L’indagata, Maddalena Rubeo Lisa, originaria di Ivrea e residente a Palestro dopo numerosi cambi di domicilio tra il Canavese e la Lomellina, è accusata di tentato omicidio plurimo. Al giudice per le indagini preliminari Pasquale Villani ha confessato tutto. «Li ho scelti a caso. Non c’entravano niente. Le voci mi dicevano che sono matta. Così li ho investiti», ha dichiarato durante l’interrogatorio di convalida.

La donna ha raccontato di aver cambiato casa dieci volte negli ultimi anni per sfuggire a quelle voci che la ossessionavano. Venerdì sera, dopo aver ritirato l’auto da un’officina di Boffalora Ticino dove era stata portata per la revisione, avrebbe iniziato a vagare senza meta. Tra le 20.13 e le 20.25 la sequenza degli investimenti.
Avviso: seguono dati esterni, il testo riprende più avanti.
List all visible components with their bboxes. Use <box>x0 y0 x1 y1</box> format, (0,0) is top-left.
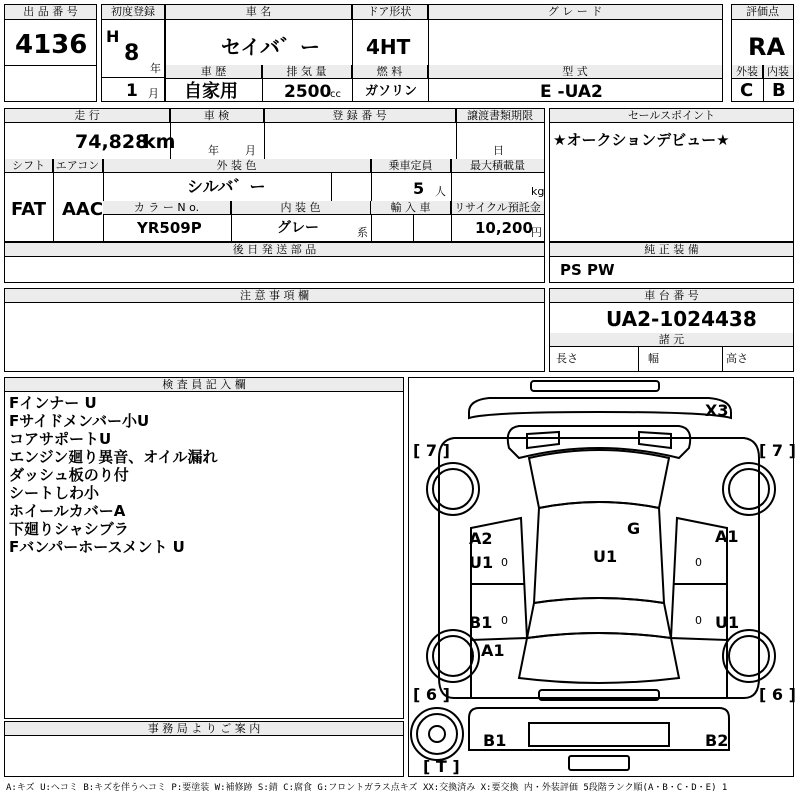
inspector-note: Fインナー U <box>9 394 97 412</box>
inspector-note: Fサイドメンバー小U <box>9 412 150 430</box>
notes-label: 注 意 事 項 欄 <box>5 289 544 303</box>
interior-color-unit: 系 <box>357 226 368 239</box>
ac-label: エアコン <box>53 159 103 173</box>
displacement-unit: cc <box>330 89 341 100</box>
displacement: 2500 <box>284 82 332 102</box>
mark-right-front-door-small: 0 <box>695 556 702 569</box>
office-label: 事 務 局 よ り ご 案 内 <box>5 722 403 736</box>
displacement-label: 排 気 量 <box>262 65 352 79</box>
color-number: YR509P <box>137 219 202 237</box>
fuel: ガソリン <box>365 84 418 99</box>
first-registration-box <box>101 4 165 102</box>
year-unit: 年 <box>150 62 161 75</box>
equipment-box <box>549 242 794 283</box>
car-name-label: 車 名 <box>166 5 352 20</box>
legend: A:キズ U:ヘコミ B:キズを伴うヘコミ P:要塗装 W:補修跡 S:錆 C:腐食 G:フロントガラス点キズ XX:交換済み X:要交換 内・外装評価 5段階ランク順(A・B・C・D・E) 1 <box>6 783 728 793</box>
fuel-label: 燃 料 <box>352 65 428 79</box>
specs-box <box>4 108 545 242</box>
chassis-number: UA2-1024438 <box>606 307 757 331</box>
lot-number-label: 出 品 番 号 <box>5 5 96 20</box>
mark-left-front-door-2: U1 <box>469 553 494 572</box>
shift: FAT <box>11 199 47 220</box>
width-label: 幅 <box>648 352 659 365</box>
interior-color-label: 内 装 色 <box>231 201 371 215</box>
mark-rear-left: B1 <box>483 731 507 750</box>
sales-point-text: ★オークションデビュー★ <box>553 131 730 149</box>
max-load-unit: kg <box>531 185 545 198</box>
registration-month: 1 <box>126 81 138 101</box>
mileage-label: 走 行 <box>5 109 170 123</box>
evaluation-score: RA <box>748 33 786 61</box>
mark-left-front-tire-value: 7 <box>425 441 438 460</box>
shift-label: シフト <box>5 159 53 173</box>
office-box <box>4 721 404 777</box>
lot-number-box <box>4 4 97 102</box>
mark-left-rear-door-small: 0 <box>501 614 508 627</box>
inspection-label: 車 検 <box>170 109 264 123</box>
import-label: 輸 入 車 <box>371 201 451 215</box>
mark-right-rear-door-small: 0 <box>695 614 702 627</box>
recycle-label: リサイクル預託金 <box>451 201 544 215</box>
first-registration-label: 初度登録 <box>102 5 164 20</box>
mark-right-rear-door: U1 <box>715 613 740 632</box>
registration-year: 8 <box>124 41 140 66</box>
inspector-note: 下廻りシャシブラ <box>9 520 129 538</box>
mark-left-rear-quarter: A1 <box>481 641 505 660</box>
exterior-grade: C <box>740 80 754 101</box>
score-box <box>731 4 794 102</box>
capacity-unit: 人 <box>435 185 446 198</box>
mark-trunk: [ T ] <box>423 757 460 776</box>
later-parts-box <box>4 242 545 283</box>
mark-trunk-value: T <box>435 757 447 776</box>
transfer-deadline-label: 譲渡書類期限 <box>456 109 544 123</box>
height-label: 高さ <box>726 352 748 365</box>
sales-point-label: セールスポイント <box>550 109 793 123</box>
mark-right-front-tire: [ 7 ] <box>759 441 796 460</box>
color-number-label: カ ラ ー N o. <box>103 201 231 215</box>
exterior-color-label: 外 装 色 <box>103 159 371 173</box>
mark-left-rear-tire: [ 6 ] <box>413 685 450 704</box>
door-label: ドア形状 <box>352 5 428 20</box>
registration-number-label: 登 録 番 号 <box>264 109 456 123</box>
inspector-label: 検 査 員 記 入 欄 <box>5 378 403 392</box>
score-label: 評価点 <box>732 5 793 20</box>
exterior-color: シルバ゛ー <box>187 177 266 196</box>
inspector-note: ダッシュ板のり付 <box>9 466 129 484</box>
max-load-label: 最大積載量 <box>451 159 544 173</box>
mark-right-front-tire-value: 7 <box>771 441 784 460</box>
chassis-box <box>549 288 794 372</box>
equipment-label: 純 正 装 備 <box>550 243 793 257</box>
notes-box <box>4 288 545 372</box>
door-type: 4HT <box>366 35 411 59</box>
inspector-note: コアサポートU <box>9 430 112 448</box>
equipment-text: PS PW <box>560 261 615 279</box>
vehicle-info-box <box>165 4 723 102</box>
capacity: 5 <box>413 179 425 198</box>
mark-front-bumper: X3 <box>705 401 729 420</box>
inspection-month-unit: 月 <box>245 144 256 157</box>
mark-right-rear-tire-value: 6 <box>771 685 784 704</box>
inspector-note: ホイールカバーA <box>9 502 126 520</box>
inspection-year-unit: 年 <box>208 144 219 157</box>
month-unit: 月 <box>148 87 159 100</box>
length-label: 長さ <box>556 352 578 365</box>
mark-left-rear-door: B1 <box>469 613 493 632</box>
vehicle-history: 自家用 <box>184 81 238 102</box>
car-name: セイバ゛ー <box>221 35 320 59</box>
air-conditioner: AAC <box>62 199 104 220</box>
inspector-note: シートしわ小 <box>9 484 100 502</box>
capacity-label: 乗車定員 <box>371 159 451 173</box>
mark-right-rear-tire: [ 6 ] <box>759 685 796 704</box>
transfer-day-unit: 日 <box>493 144 504 157</box>
history-label: 車 歴 <box>166 65 262 79</box>
model-code: E -UA2 <box>540 82 603 102</box>
mark-left-rear-tire-value: 6 <box>425 685 438 704</box>
mark-interior: U1 <box>593 547 618 566</box>
era: H <box>106 27 120 46</box>
inspector-note: Fバンパーホースメント U <box>9 538 185 556</box>
inspector-box <box>4 377 404 719</box>
dimensions-label: 諸 元 <box>550 333 793 347</box>
mileage-unit: km <box>143 131 176 153</box>
recycle-unit: 円 <box>531 226 542 239</box>
mark-rear-right: B2 <box>705 731 729 750</box>
inspector-notes <box>9 394 218 556</box>
inspector-note: エンジン廻り異音、オイル漏れ <box>9 448 218 466</box>
mark-right-front-door: A1 <box>715 527 739 546</box>
lot-number: 4136 <box>15 30 88 60</box>
mark-left-front-door: A2 <box>469 529 493 548</box>
damage-diagram-box <box>408 377 794 777</box>
grade-label: グ レ ー ド <box>428 5 722 20</box>
mark-roof: G <box>627 519 641 538</box>
later-parts-label: 後 日 発 送 部 品 <box>5 243 544 257</box>
model-label: 型 式 <box>428 65 722 79</box>
car-diagram <box>409 378 796 776</box>
mark-left-front-tire: [ 7 ] <box>413 441 450 460</box>
exterior-label: 外装 <box>732 65 763 79</box>
chassis-label: 車 台 番 号 <box>550 289 793 303</box>
interior-grade: B <box>772 80 786 101</box>
sales-point-box <box>549 108 794 242</box>
interior-label: 内装 <box>763 65 793 79</box>
recycle-deposit: 10,200 <box>475 219 533 237</box>
mileage: 74,828 <box>75 131 149 153</box>
interior-color: グレー <box>277 220 319 236</box>
mark-left-front-door-small: 0 <box>501 556 508 569</box>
Il terzo, quello più grave, è stato ripreso dalle telecamere di videosorveglianza pubblica.

Quasi due ore dopo, la donna si è presentata spontaneamente in questura a Pavia. In un primo momento ha parlato di un malore, poi ha ammesso la responsabilità spiegando di aver agito sotto la pressione di quelle “voci” che, a suo dire, la tormentavano da tempo.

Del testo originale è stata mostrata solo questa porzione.